2.1.2 Aux termes de l'art. 12 de la Loi fédérale du 23 juin 2000 sur la libre circulation des avocats (LLCA - RS 935.61), l'avocat exerce sa profession avec soin et diligence (let. a), exerce son activité professionnelle en toute indépendance, en son nom personnel et sous sa propre responsabilité (let. b), et évite tout conflit entre les intérêts de son client et ceux des personnes avec lesquelles il est en relation sur le plan professionnel ou privé (let. c).

Celui qui, en violation des obligations énoncées à l'art. 12 LLCA, accepte ou poursuit la défense d'intérêts contradictoires doit se voir dénier par l'autorité la capacité de postuler. L'interdiction de plaider est, en effet, la conséquence logique du constat de l'existence d'un tel conflit (arrêt du Tribunal fédéral 1A_223/2002 du 18 mars 2003 consid. 5.5).

La LLCA ne détermine toutefois pas quelle est l'autorité compétente pour empêcher un avocat de représenter une partie dans le cadre d'une procédure civile, administrative ou pénale, mais renvoie la procédure aux cantons (art. 34 al. 1 LLCA; arrêts du Tribunal fédéral 2C_688/2009 du 25 mars 2010, in SJ 2010 I p. 433 consid. 1.1; 2D_148/2008 du 17 avril 2009 consid. 1.2 et 1A_223/2002 précité consid. 3.2). Ainsi, l'injonction consistant en l'interdiction de représenter une personne dans une procédure peut être prononcée, selon les cantons, par l'autorité de surveillance des avocats ou par l'autorité judiciaire saisie de la cause (arrêts du Tribunal fédéral 2C_885/2010 du 22 février 2011 consid. 1.1 et 2D_148/2008 du 17 avril 2009 consid. 1.2; Bohnet/Martenet, Droit de la profession d'avocat, 2009, n° 2201 p. 897).

A Genève, la Commission du barreau, qui statue sur tout manquement aux devoirs professionnels et prononce les sanctions disciplinaires énoncées à l'art. 17 LLCA (art. 43 al. 1 LPAv), peut également prononcer des injonctions propres à imposer à l'avocat le respect des règles professionnelles (art. 43 al. 3 LPAv).

2.1.3 Dans un arrêt 2C_755/2010 du 10 décembre 2010, le Tribunal fédéral a retenu qu'un juge d'instruction genevois n'avait pas la compétence d'interdire à un avocat de plaider. Il a considéré que la Commission du barreau possédait, sur la base de l'art. 43 al. 3 LPAv, la compétence exclusive d'interdire à un avocat de représenter une partie. Cette solution correspondait à la volonté exprimée dans les travaux préparatoires et permettait de simplifier la procédure en confiant à une seule autorité la compétence de rendre des décisions en la matière.
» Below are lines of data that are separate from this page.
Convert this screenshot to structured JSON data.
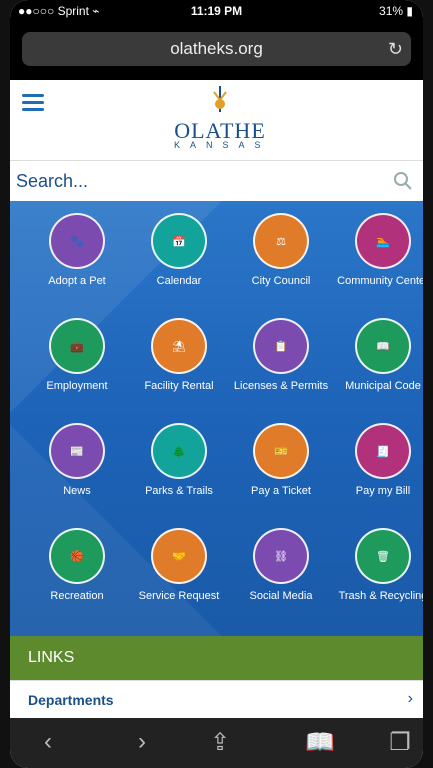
{
  "status": {
    "left": "●●○○○ Sprint",
    "wifi": "wifi-icon",
    "time": "11:19 PM",
    "battery": "31%"
  },
  "browser": {
    "url": "olatheks.org"
  },
  "header": {
    "logo_main": "OLATHE",
    "logo_sub": "KANSAS"
  },
  "search": {
    "label": "Search..."
  },
  "tiles": [
    {
      "label": "Adopt a Pet",
      "icon": "paw-icon",
      "color": "#7b4bb0"
    },
    {
      "label": "Calendar",
      "icon": "calendar-icon",
      "color": "#12a39a"
    },
    {
      "label": "City Council",
      "icon": "gavel-icon",
      "color": "#e07b2a"
    },
    {
      "label": "Community Center",
      "icon": "pool-icon",
      "color": "#b1327b"
    },
    {
      "label": "Employment",
      "icon": "briefcase-icon",
      "color": "#1f9a5d"
    },
    {
      "label": "Facility Rental",
      "icon": "picnic-table-icon",
      "color": "#e07b2a"
    },
    {
      "label": "Licenses & Permits",
      "icon": "clipboard-icon",
      "color": "#7b4bb0"
    },
    {
      "label": "Municipal Code",
      "icon": "book-icon",
      "color": "#1f9a5d"
    },
    {
      "label": "News",
      "icon": "newspaper-icon",
      "color": "#7b4bb0"
    },
    {
      "label": "Parks & Trails",
      "icon": "trail-icon",
      "color": "#12a39a"
    },
    {
      "label": "Pay a Ticket",
      "icon": "ticket-icon",
      "color": "#e07b2a"
    },
    {
      "label": "Pay my Bill",
      "icon": "bill-icon",
      "color": "#b1327b"
    },
    {
      "label": "Recreation",
      "icon": "basketball-icon",
      "color": "#1f9a5d"
    },
    {
      "label": "Service Request",
      "icon": "hands-icon",
      "color": "#e07b2a"
    },
    {
      "label": "Social Media",
      "icon": "share-icon",
      "color": "#7b4bb0"
    },
    {
      "label": "Trash & Recycling",
      "icon": "trash-cart-icon",
      "color": "#1f9a5d"
    }
  ],
  "links": {
    "title": "LINKS",
    "first": "Departments"
  }
}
D'autant plus que cette autorité exerçait aussi les compétences dévolues à l'autorité de surveillance des avocats et disposait de la spécialisation lui permettant d'examiner de façon approfondie si un avocat se trouvait dans une situation de conflit d'intérêts de nature à lui interdire de représenter une partie (consid. 2.4).

Ainsi, dans le canton de Genève, la gestion du conflit d'intérêts d'un avocat était traitée sous un angle disciplinaire, la Commission du barreau ayant la compétence de statuer sur celle-ci dans le cadre d'une procédure dans laquelle seul l'avocat concerné était partie (cf. ATF 135 II 145).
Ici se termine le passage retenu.